9 Em suma, a passagem pelo
sepulcro conduzira-nos a uma vida melhor; mas… e os milhões que transpunham
o estreito limiar da morte, permanecendo apegados à Crosta da Terra?
10 Incalculáveis
multidões desse gênero mantinham-se na fase rudimentar do conhecimento;
apenas possuíam algumas informações primárias da vida; 11
exoravam amparo dos Espíritos Superiores, como as tribos primitivas
reclamam o concurso dos homens civilizados; precisavam de desenvolver
faculdades, como as crianças de crescer; 12
não permaneciam chumbadas à Esfera carnal por maldade, senão que se
demoravam, hesitantes, no chão terreno, como os pequeninos descendentes
dos homens se conchegam ao seio materno; 13
guardavam da existência apenas a lembrança do campo sensitivo, reclamando
a reencarnação quase imediata quando lhes não era possível a matrícula
em nossos educandários de serviço e aprendizado iniciais. 14
Por outro lado, verdadeiras falanges de criminosos e transviados agitavam-se,
não longe de nós, depois de haverem transposto as fronteiras do túmulo;
consumiam, por vezes, inúmeros anos entre a revolta e a desesperação,
personificando hórridos gênios da sombra, como ocorre, nos Círculos
terrenos, com os delinquentes contumazes, segregados da sociedade sadia;
mas sempre terminavam a corrida louca nos desvãos escuros do remorso
e do sofrimento, penitenciando-se, por fim, de suas perversidades. 15
O arrependimento é, porém, caminho para a regeneração e nunca passaporte
direto para o Céu, razão pela qual esses infelizes formavam quadros
vivos de padecimento e de horror.
16 Em várias experiências,
via-os conturbados e aflitos, assumindo formas desagradáveis ao olhar.
17 Nos casos de obsessão
convertiam-se em recíprocos algozes, ou, então, em verdugos frios das
vítimas encarnadas; 18
quando errantes ou circunscritos aos vales de punição, aterravam sempre
pelos espetáculos de dor e de miséria sem limites.

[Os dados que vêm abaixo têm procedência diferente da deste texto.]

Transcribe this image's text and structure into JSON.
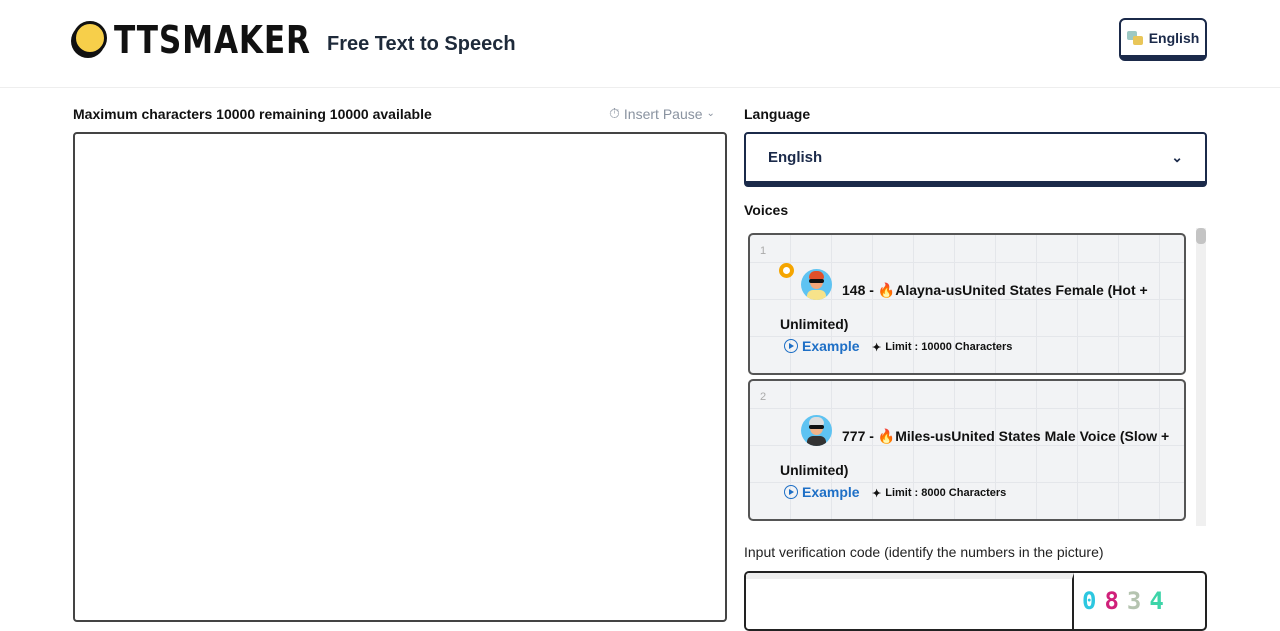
{
  "header": {
    "logo": "TTSMAKER",
    "tagline": "Free Text to Speech",
    "lang_button": "English"
  },
  "editor": {
    "char_info": "Maximum characters 10000 remaining 10000 available",
    "insert_pause": "Insert Pause",
    "text": ""
  },
  "language": {
    "label": "Language",
    "selected": "English"
  },
  "voices": {
    "label": "Voices",
    "items": [
      {
        "index": "1",
        "name": "148 - 🔥Alayna-usUnited States Female (Hot + Unlimited)",
        "example": "Example",
        "limit": "Limit : 10000 Characters",
        "selected": true
      },
      {
        "index": "2",
        "name": "777 - 🔥Miles-usUnited States Male Voice (Slow + Unlimited)",
        "example": "Example",
        "limit": "Limit : 8000 Characters",
        "selected": false
      }
    ]
  },
  "verification": {
    "label": "Input verification code (identify the numbers in the picture)",
    "value": "",
    "captcha_digits": [
      "0",
      "8",
      "3",
      "4"
    ]
  }
}
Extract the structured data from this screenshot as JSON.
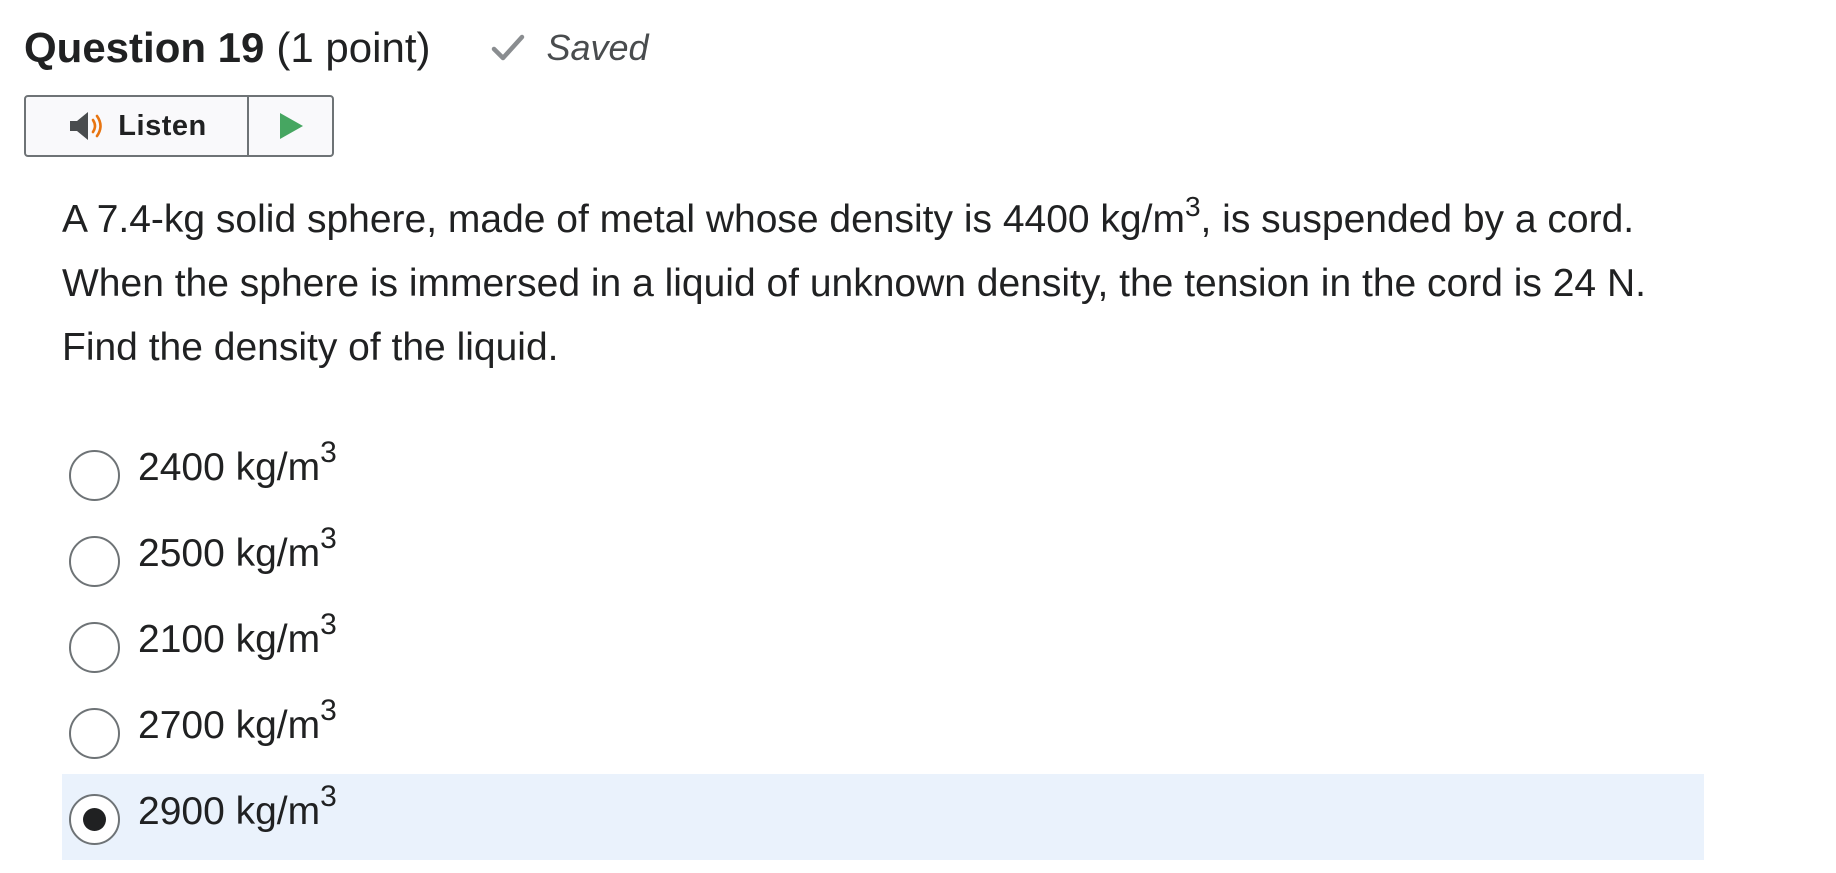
{
  "question": {
    "title": "Question 19",
    "points": "(1 point)",
    "status": "Saved"
  },
  "listen": {
    "label": "Listen"
  },
  "stem": {
    "part1": "A 7.4-kg solid sphere, made of metal whose density is 4400 kg/m",
    "sup1": "3",
    "part2": ", is suspended by a cord. When the sphere is immersed in a liquid of unknown density, the tension in the cord is 24 N. Find the density of the liquid."
  },
  "options": [
    {
      "value": "2400 kg/m",
      "exponent": "3",
      "selected": false
    },
    {
      "value": "2500 kg/m",
      "exponent": "3",
      "selected": false
    },
    {
      "value": "2100 kg/m",
      "exponent": "3",
      "selected": false
    },
    {
      "value": "2700 kg/m",
      "exponent": "3",
      "selected": false
    },
    {
      "value": "2900 kg/m",
      "exponent": "3",
      "selected": true
    }
  ],
  "colors": {
    "selected_row": "#eaf2fc",
    "check": "#8a8d90",
    "speaker": "#494c4e",
    "speaker_waves": "#e87511",
    "play": "#46a661"
  },
  "icons": {
    "status": "checkmark-icon",
    "listen": "speaker-icon",
    "play": "play-icon"
  }
}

19 No entanto, era forçoso
convir, eles, os desventurados, e nós outros, que continuávamos trabalhando
em ritmo normal, atravessáramos portas idênticas. Talvez, em muitos
casos, houvéssemos abandonado o invólucro material sob o assédio de
doenças análogas. Isto considerando, e por desejar conhecer a Divina
Lei, que não concede paraísos de favor, nem estabelece infernos eternais,
confrangia-me o contemplar as imensas fileiras de infortunados.
20 Efetivamente, identificara
numerosos deles em câmaras retificadoras, através de múltiplas instituições
de beneficência; todavia, esses, situados na zona de amparo fraterno,
apresentavam a seu favor sintomas de melhora quanto ao reconhecimento
das próprias falhas ou aos créditos espirituais de que gozavam, mercê
de certas forças intercessoras.
21 Os infelizes, a que aludimos,
provinham, porém, de outras origens. Eram os ignorantes, os revoltados,
os perturbadores e os impenitentes, de alma impermeável às advertências
edificantes, os enfatuados e os vaidosos dos mais vários matizes, perseverantes
no mal, dissipadores da energia anímica, em atitudes perversas diante
da vida.
22 Meu contato com eles, em
diversas ocasiões, fora simples encontro fortuito, sem maior significação
para meu esclarecimento.
23 Por que motivo
se demoravam tanto no hemisfério obscuro da incompreensão? Adiavam,
deliberadamente, a recepção da luz? Não lhes doeria a condição de seres
condenados, por si mesmos, a longas penas? Não experimentariam vergonha
pela perda voluntária de tempo? 24
Muita vez, surpreendia-me a contemplá-los… Os traços fisionômicos de
muitos desses desventurados pareciam monstruoso desenho, provocando
ironia e piedade. Que lei regeria a estereotipação de suas formas? Tê-los-ia
olvidado a mãe-natureza, pródiga de bênçãos em todos os Planos, ou recebiam
eles esses traços de apresentação pessoal como castigo imposto por superiores
desígnios?
25 Tais interrogações que me
esfervilhavam no cérebro me punham aflito por viver a possibilidade
que se me oferecia.
Aproximei-me de Calderaro, naquela manhã, sedento de saber. Expus-lhe minhas indagações íntimas, relatei-lhe aos ouvidos tolerantes minha expectativa ansiosa, longamente sofreada; pretendia conhecer os que se entretinham na maldade, no crime, na inconformação.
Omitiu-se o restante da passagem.